Devenir « auteur » de sa santé
Ne prenons-nous pas des médicaments plutôt pour nous rassurer, parce que c’est l’habitude, parce que cela fait partie du non-pensé en santé français et des largesses non contestées de l’assurance maladie… Le marché pharmaceutique aidant, via les médias, ne nous rend-t-on pas sans s’en nous en apercevoir hypocondriaque ? Dans nombre de situations de la vie, on pourrait réellement s’en passer. Ne soyons pas cependant intégriste, ne tombons pas dans l’excès contraire, gardons les remèdes pour les pathologies graves. Pour les bobos, pensons à faire… autrement !
Au quotidien, il nous faut en tout cas réagir à cette surconsommation néfaste. Il nous faut cesser d’identifier le médicament comme le « sauveur » et reconsidérer le potentiel d’auto-guérison de notre corps. Tout est d’abord affaire de prévention et s’il n’existe pas de panacée, on peut tenir compte de quelques fondamentaux : manger équilibré à travers un régime méditerranéen, bouger chaque jour, éviter les addictions, limiter les stress. Encore faut-il en sus prendre du temps pour soi, écouter notre corps : « il nous parle » ; ensuite apprendre à se relaxer, à se faire masser, ajouter du soleil avec modération, quelques plaisirs au quotidien et la fête de temps à autre. Ne disons pas que nous n’avons pas le temps ! Arrêtons les excuses –le travail, la famille-, Il suffit de laisser de côté le smartphone de temps à autre pour rechercher ce qui nous fait du bien…

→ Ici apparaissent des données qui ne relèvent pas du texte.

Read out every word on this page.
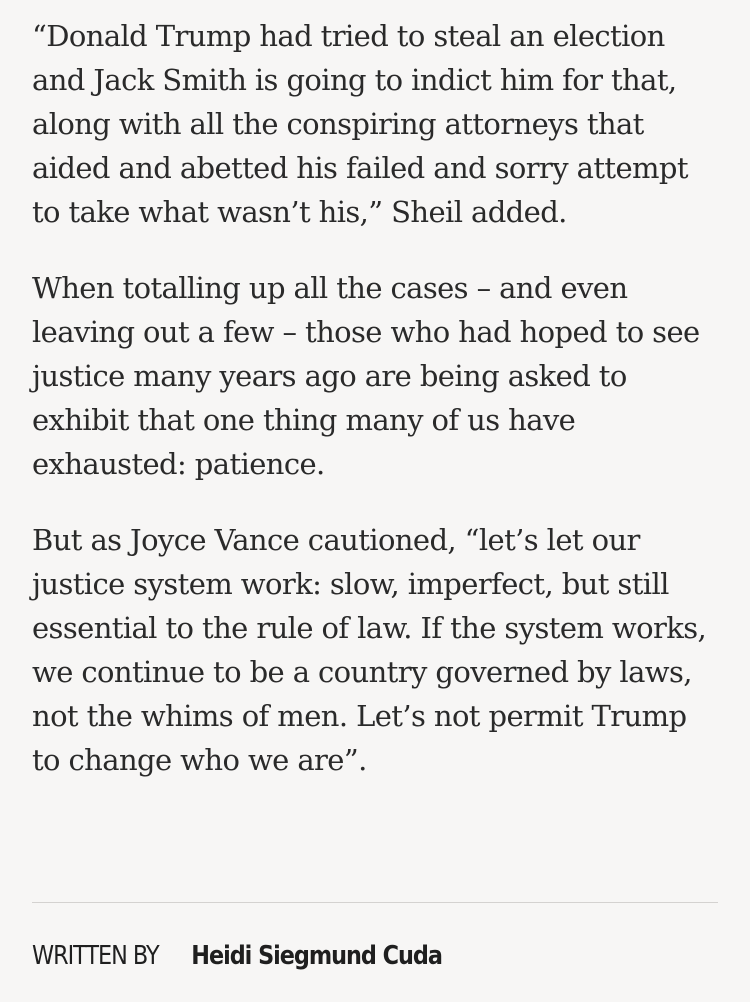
“Donald Trump had tried to steal an election and Jack Smith is going to indict him for that, along with all the conspiring attorneys that aided and abetted his failed and sorry attempt to take what wasn’t his,” Sheil added.

When totalling up all the cases – and even leaving out a few – those who had hoped to see justice many years ago are being asked to exhibit that one thing many of us have exhausted: patience.

But as Joyce Vance cautioned, “let’s let our justice system work: slow, imperfect, but still essential to the rule of law. If the system works, we continue to be a country governed by laws, not the whims of men. Let’s not permit Trump to change who we are”.

WRITTEN BY Heidi Siegmund Cuda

Le moral tient également une place considérable dans notre santé, et dans la guérison éventuelle. Un « travail » sur soi est alors à entreprendre pour se donner une direction, un chemin à notre existence. On parle plutôt de sens aujourd’hui. Principalement, notre sérénité ne dépend-t-elle pas de notre capacité à nous traiter avec douceur et bienveillance…
Pour en savoir plus
sur les fondamentaux et les petits « plus » qui nous correspondent :
André Giordan, 30 ans sans médicament, Lattès, 2015
[1] Sans parler des dangers des interactions entre les principes actifs qui les composent.
[2] Paracetamol : not as safe as we thought ? A systematic literature review of observational studies, Annals of the Rheumatic Diseases, 2014, publié 2 mars 2015
[3] Elle se fonde sur des études réalisées entre 2010 et 2013.
[4] Réactions allergiques graves.
[5] Divers troubles du sang.
[6] Une atteinte brutale et grave de la peau, potentiellement mortelle.